I am in the last graded cell of Week 4 after which I will be certified.
I have to say that class materials of Week 4 were highly visual and with minimal - most of the times absent - instructions of how to code and program decision trees and that’s why this section demands extremely high instinct of programming not seen in the lectures.
How come?
As a final attempt to match previous code with this assignment, here I’m baffled and confused on the assignment’s points where not even ChatGPT has a clear answer. We are asked to iterate through the features and calculate the information for each feature.

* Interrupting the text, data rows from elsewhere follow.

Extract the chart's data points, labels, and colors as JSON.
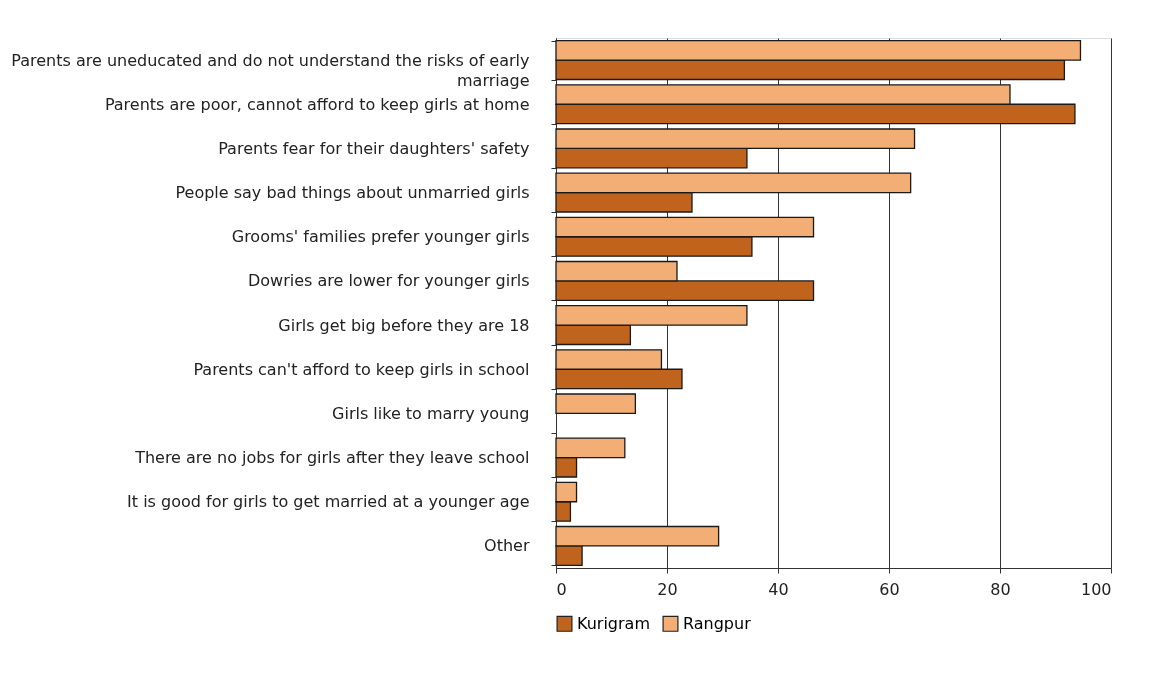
{
  "chart_data": {
    "type": "bar",
    "orientation": "horizontal",
    "categories": [
      "Parents are uneducated and do not understand the risks of early marriage",
      "Parents are poor, cannot afford to keep girls at home",
      "Parents fear for their daughters' safety",
      "People say bad things about unmarried girls",
      "Grooms' families prefer younger girls",
      "Dowries are lower for younger girls",
      "Girls get big before they are 18",
      "Parents can't afford to keep girls in school",
      "Girls like to marry young",
      "There are no jobs for girls after they leave school",
      "It is good for girls to get married at a younger age",
      "Other"
    ],
    "series": [
      {
        "name": "Kurigram",
        "color": "#c0631c",
        "values": [
          91.6,
          93.5,
          34.4,
          24.5,
          35.3,
          46.4,
          13.4,
          22.7,
          null,
          3.7,
          2.6,
          4.7
        ]
      },
      {
        "name": "Rangpur",
        "color": "#f2ae74",
        "values": [
          94.5,
          81.8,
          64.6,
          63.9,
          46.4,
          21.8,
          34.4,
          19.0,
          14.3,
          12.4,
          3.7,
          29.3
        ]
      }
    ],
    "xlim": [
      0,
      100
    ],
    "xticks": [
      0,
      20,
      40,
      60,
      80,
      100
    ],
    "grid": "x",
    "legend": "bottom"
  }
}
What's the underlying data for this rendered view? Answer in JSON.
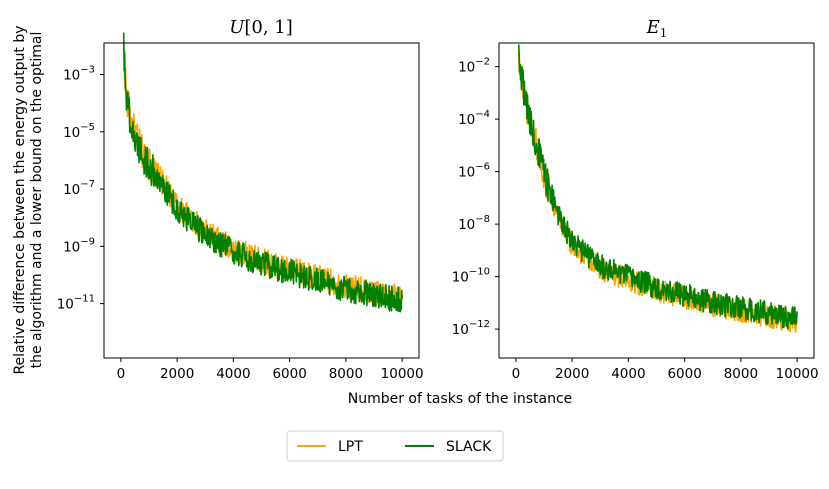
{
  "figure": {
    "ylabel_line1": "Relative difference between the energy output by",
    "ylabel_line2": "the algorithm and a lower bound on the optimal",
    "xlabel": "Number of tasks of the instance"
  },
  "legend": {
    "placement": "bottom-center",
    "entries": [
      {
        "name": "LPT",
        "color": "#FFA500"
      },
      {
        "name": "SLACK",
        "color": "#008000"
      }
    ]
  },
  "chart_data": [
    {
      "type": "line",
      "title_script": "U",
      "title_rest": "[0, 1]",
      "xlim": [
        -600,
        10600
      ],
      "ylim_log10": [
        -12.9,
        -1.9
      ],
      "yscale": "log",
      "xticks": [
        0,
        2000,
        4000,
        6000,
        8000,
        10000
      ],
      "yticks_exp": [
        -11,
        -9,
        -7,
        -5,
        -3
      ],
      "ytick_prefix": "10",
      "x_range": [
        100,
        10000
      ],
      "series": [
        {
          "name": "LPT",
          "color": "#FFA500",
          "trend_x": [
            100,
            200,
            400,
            700,
            1000,
            1500,
            2000,
            3000,
            4000,
            5000,
            6000,
            7000,
            8000,
            9000,
            10000
          ],
          "trend_y_exp": [
            -2.1,
            -3.8,
            -4.8,
            -5.6,
            -6.1,
            -6.8,
            -7.6,
            -8.5,
            -9.1,
            -9.5,
            -9.8,
            -10.1,
            -10.4,
            -10.6,
            -10.8
          ]
        },
        {
          "name": "SLACK",
          "color": "#008000",
          "trend_x": [
            100,
            200,
            400,
            700,
            1000,
            1500,
            2000,
            3000,
            4000,
            5000,
            6000,
            7000,
            8000,
            9000,
            10000
          ],
          "trend_y_exp": [
            -2.1,
            -3.8,
            -4.9,
            -5.7,
            -6.2,
            -6.9,
            -7.7,
            -8.6,
            -9.2,
            -9.6,
            -9.9,
            -10.2,
            -10.5,
            -10.7,
            -10.9
          ]
        }
      ]
    },
    {
      "type": "line",
      "title_script": "E",
      "title_rest": "1",
      "xlim": [
        -600,
        10600
      ],
      "ylim_log10": [
        -13.1,
        -1.1
      ],
      "yscale": "log",
      "xticks": [
        0,
        2000,
        4000,
        6000,
        8000,
        10000
      ],
      "yticks_exp": [
        -12,
        -10,
        -8,
        -6,
        -4,
        -2
      ],
      "ytick_prefix": "10",
      "x_range": [
        100,
        10000
      ],
      "series": [
        {
          "name": "LPT",
          "color": "#FFA500",
          "trend_x": [
            100,
            200,
            400,
            700,
            1000,
            1500,
            2000,
            3000,
            4000,
            5000,
            6000,
            7000,
            8000,
            9000,
            10000
          ],
          "trend_y_exp": [
            -1.6,
            -2.4,
            -3.6,
            -4.8,
            -6.2,
            -7.7,
            -8.8,
            -9.7,
            -10.1,
            -10.5,
            -10.8,
            -11.1,
            -11.3,
            -11.5,
            -11.7
          ]
        },
        {
          "name": "SLACK",
          "color": "#008000",
          "trend_x": [
            100,
            200,
            400,
            700,
            1000,
            1500,
            2000,
            3000,
            4000,
            5000,
            6000,
            7000,
            8000,
            9000,
            10000
          ],
          "trend_y_exp": [
            -1.6,
            -2.4,
            -3.6,
            -4.8,
            -6.1,
            -7.6,
            -8.7,
            -9.6,
            -10.0,
            -10.4,
            -10.7,
            -11.0,
            -11.2,
            -11.4,
            -11.6
          ]
        }
      ]
    }
  ]
}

This specialisation of courses is focused on Machine Learning, not a Python programming course, and it does require some understanding of Python and programming skills. I can understanding your frustration. It might be helpful if you take a look at some python programming courses at Coursera and to get up to speed with Python alongside with doing the MLS courses.
In regards to the error you have encountered. Firstly, the original code should be:
max_info_gain = 0
but somehow, you have changed that to max_info_gain = -1.
Secondly, the line of code:
max_info_gain >= 0
is not correct, because, you are checking the variable max_info_gain is greater or equal to 0, but max_info_gain has not been defined before this line, so the unboundLocalError is raised.
I have graduated and excelled from 5 Python Courses in DataCamp and I enjoyed it.
I have saved all class commands in Jupyter Notebooks in Anaconda and every once in a while that I need revisions, I need 2 days to re-hit all commands in the platform. I didn’t respond out of frustration but out of high standards that if not accomplished effectively, I’m getting lost in labyrinths which are not my specialty.
For example, the previous discussions we had with APIs, or trying to recall the monotony of entropy in terms of this discussion. I need this knowledge to apply it in my projects first of all, not discussing all the different extensions of theory without solving the problem.
At the beginning of this assignment I tried to write down the formation of this decision tree problem and basic functions, cos the visualization of how we pass from the decision tree represented visually to Python commands is not easy. That’s why we say that machine learning specialists need to work hand in hand with the physical problem at hand.
Even then,when you get stuck or your head becomes a boiling cauldron with math and programming, I may forget what I know very well already. Furthermore, in Python classes I studied commands way beyond the scopes of this course.
Conclusively, I evaluate this discussion of us as an attempt not to decide what I know or not, but to read between the lines.
Thanks to all of you for the support! I have attached my certificates!
If I may say so, you have got the wrong end of the stick in your conclusion. If there is any solace that I can offer, please bear in mind that all the community members apart from the staff, are volunteers, offering their time, knowledge, experiences and dedication free of charge, with the purpose of giving back and help build a vibrant learning hub.
These courses are not personalised. If you have any suggestion to improve the content, then, please raise your suggestions. Community member can only answer your query based on your question and the information given to help you move forward, but they are not there solely to dish out answer for you to copy - that is why it is a violation of the code of conduct to post assignment code on the forums.
If not, use your Python knowledge to look at the error you got on your second attempt:
local variable 'max_info_gain' referenced before assignment
and look at the line that error is referring to see if you can find the error you made when trying to follow the suggestion from @wai_yar_aung111 after your initial question.